20/11: Work in Progress #Video #Denoising #SuperResolution #AI #DL

Sports video super-resolution and denoising using Deep Learning

(gl) Super-resolución e eliminación de ruído en vídeos deportivos empregando Deep Learning
(es) Super-resolución y eliminación de ruido en vídeos deportivos usando Deep Learning

Student

Oliver José García Sieiro

• Final year project, BSc in Computer Science, UDC
  (TFG Grao en Enxeñería Informática, UDC)

Supervision

Luis Omar Álvarez Mures (Cinfo, UDC)
Francisco Javier Taibo Pena (UDC)
David Maseda Neira (Cinfo)
Emilio José Padrón González (UDC)

Brief description

Super-resolution imaging is the process of enhancing the detail of an image. A low resolution image (LR) is taken as input and it will be upscaled to a higher resolution output (HR). Usually, the input image has a “lower resolution” due to a smaller spatial resolution (i.e. size), due to a result of degradation (such as blurring) or both. We can relate the HR and LR images through the following equation:

LR = degradation(HR)

Clearly, on applying a degradation function, we obtain the LR image from the HR image.
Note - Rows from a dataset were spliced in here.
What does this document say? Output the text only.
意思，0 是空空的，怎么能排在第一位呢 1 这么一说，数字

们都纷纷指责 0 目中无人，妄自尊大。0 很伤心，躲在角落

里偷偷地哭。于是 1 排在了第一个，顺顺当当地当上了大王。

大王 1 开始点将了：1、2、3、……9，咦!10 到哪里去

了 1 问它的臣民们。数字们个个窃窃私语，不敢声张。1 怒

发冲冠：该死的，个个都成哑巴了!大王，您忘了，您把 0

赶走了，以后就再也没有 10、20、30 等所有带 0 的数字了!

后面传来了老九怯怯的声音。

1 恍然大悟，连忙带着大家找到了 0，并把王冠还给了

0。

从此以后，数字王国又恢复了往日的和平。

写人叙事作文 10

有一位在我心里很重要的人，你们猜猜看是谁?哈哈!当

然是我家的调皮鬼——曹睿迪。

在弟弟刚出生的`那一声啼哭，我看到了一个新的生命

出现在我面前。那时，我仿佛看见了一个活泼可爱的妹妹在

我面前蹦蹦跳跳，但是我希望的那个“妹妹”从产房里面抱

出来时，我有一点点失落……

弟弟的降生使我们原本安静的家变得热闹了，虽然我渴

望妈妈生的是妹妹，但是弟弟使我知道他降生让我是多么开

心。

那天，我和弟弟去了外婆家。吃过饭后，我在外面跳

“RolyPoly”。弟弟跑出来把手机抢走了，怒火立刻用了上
But, can we do the inverse? Of course, we usually do not know the degradation function beforehand. Directly estimating the inverse degradation function is an ill-posed problem. In spite of this, Deep Learning (DL) techniques have proven to be effective for super-resolution, with promising results in current research.

Most DL based super-resolution models are trained using Generative Adversarial Networks (GANs). A generative adversarial network (GAN) is a class of machine learning model designed by Ian Goodfellow and his colleagues in 2014 [1]. Two neural networks contest with each other in a game (in the form of a zero-sum game, where one agent’s gain is another agent’s loss).

Given a training set, this technique learns to generate new data with the same statistics as the training set. For example, a GAN trained on photographs can generate new photographs that look at least superficially authentic to human observers, having many realistic characteristics. Though originally proposed as a form of generative model for unsupervised learning, GANs have also proven useful for semi-supervised learning, fully supervised learning, and reinforcement learning.

In this project we will analyze the current state of the art in DL super-resolution and will experiment with some of the bleeding edge techniques, training a model for our custom dataset and, finally, extending that model to perform denoising as well (i.e. noise reduction/removal). This will allow further testing in a video streaming context, which requires low bandwidth video transmission.

[1] Goodfellow, Ian; Pouget-Abadie, Jean; Mirza, Mehdi; Xu, Bing; Warde-Farley, David; Ozair, Sherjil; Courville, Aaron; Bengio, Yoshua (2014). Generative Adversarial Networks.

Specific objectives

• Research deep learning super-resolution techniques

• Develop a deep learning model to achieve super-resolution + denoising of an input video stream.

• The specific application domain(s) will be broadcasting, surveillance, etc.

Methodology

An Agile development method will guide the project, with relatively short sprints to build the different tasks, after a preliminary work of study and documentation.

Development steps

• Analysis of requirements and project scheduling, according to student disponibility.

• Study and documentation.

  • GANs.
  • TecoGAN, DRLN…
  • TensorFlow, Pytorch.

• Incremental, iterative work sequences (sprints) to develop and train the chosen model.

• Incremental, iterative work sequences (sprints) to test the video streaming use case.

Material

• Personal computer with GPU and internet access.